A reader messaged this to me:
People like (and expect) absolute certain answers. Statistician and Artificial Intelligence Engineers NEVER expect absolute answers… they expect fuzzy answers and just work with it.
There are two problems with determining levels from the microbiome:
- Correct identification of the bacteria from the test
- Determining if the bacteria produces the substance.
Accurate Bacteria Identification is HORRIBLE
For a basic understanding see these prior posts:
- The taxonomy nightmare before Christmas…
- The taxonomy nightmare — Episode II
- The taxonomy nightmare before Christmas… Episode III
So with the same data (FastQ) files, the number of bacteria producing each of the above will vary greatly.

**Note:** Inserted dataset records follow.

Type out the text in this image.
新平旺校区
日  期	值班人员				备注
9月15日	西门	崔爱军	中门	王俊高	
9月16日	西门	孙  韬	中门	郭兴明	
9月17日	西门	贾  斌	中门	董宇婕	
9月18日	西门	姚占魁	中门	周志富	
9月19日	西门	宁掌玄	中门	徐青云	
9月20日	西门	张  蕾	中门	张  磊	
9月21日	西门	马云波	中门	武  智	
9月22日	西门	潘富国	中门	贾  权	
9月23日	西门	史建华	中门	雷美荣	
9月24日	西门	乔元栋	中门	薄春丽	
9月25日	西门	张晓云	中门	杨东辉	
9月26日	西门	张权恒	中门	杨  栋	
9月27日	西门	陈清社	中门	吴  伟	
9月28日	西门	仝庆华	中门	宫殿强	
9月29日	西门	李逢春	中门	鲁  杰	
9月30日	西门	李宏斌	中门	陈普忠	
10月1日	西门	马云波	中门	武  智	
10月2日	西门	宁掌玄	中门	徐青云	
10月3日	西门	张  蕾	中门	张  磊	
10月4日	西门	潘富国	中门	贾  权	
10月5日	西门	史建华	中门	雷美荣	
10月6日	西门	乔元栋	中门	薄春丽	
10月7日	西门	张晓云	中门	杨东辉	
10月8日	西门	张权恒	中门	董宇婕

Most Labs use INFERENCE data to identify producers
By inference, I mean looking at a sample with high butyrate etc and then (stupidly) looking at the bacteria that your specific lab identify there (see above!) and then publishing a paper that high X bacteria produces butyrate etc. Even having an alleged “sterile” environment with only one bacteria is questionable to assert (besides the behavior of a bacteria placed in “extended isolated confinement” is different – as it is with humans). Not many years ago, breast milk was deemed to be sterile. Improved testing resulted is this myth being disproved in Lactobacillus Bacteria in Breast Milk , Breast Milk, a Source of Beneficial Microbes and Associated Benefits for Infant Health., Characterization of potentially probiotic lactic acid bacteria and bifidobacteria isolated from human colostrum.
These studies are used by many labs to determine amount being produced.
Microbiome Prescription Use Genetics
Is the bacteria capable of producing the chemical? Surprise, surprise, surprise… this list disagrees with the inference studies above. We still have the challenge of labs reports misidentifying the bacteria. Which is more reliable? Well, with genetics, we do not know if the production process is turned on or not. We do know which ones are incapable of producing.
The Wish List
I have tossed this request over to a person that has the academic skills (and creativity) to explore. Take the FASTQ files and the data from KEGG: Kyoto Encyclopedia of Genes and Genomes and see if you can determine the amount of genetic material producing each of these products. We totally side-step the key point of failure — identifying the bacteria!
That is, create software that takes in FASTQ files and provide estimates for all of the applicable Enzymes present! Remove bacteria naming from the process.
Possible software includes: Piphilin, Tax4Fun, PICRUSt2, PICRUSt
You want to be rich. So you look at the rich and see expensive cars, big homes, trophy spouses etc. So you deduce that you just need to have those and you will become rich!! After all, there is a strong statistical association!! The alternative is to look at wealth production (the genes) and you see a different picture: high yield stocks, inherited money, professional licenses, etc. It is the same with looking at what bacteria produces.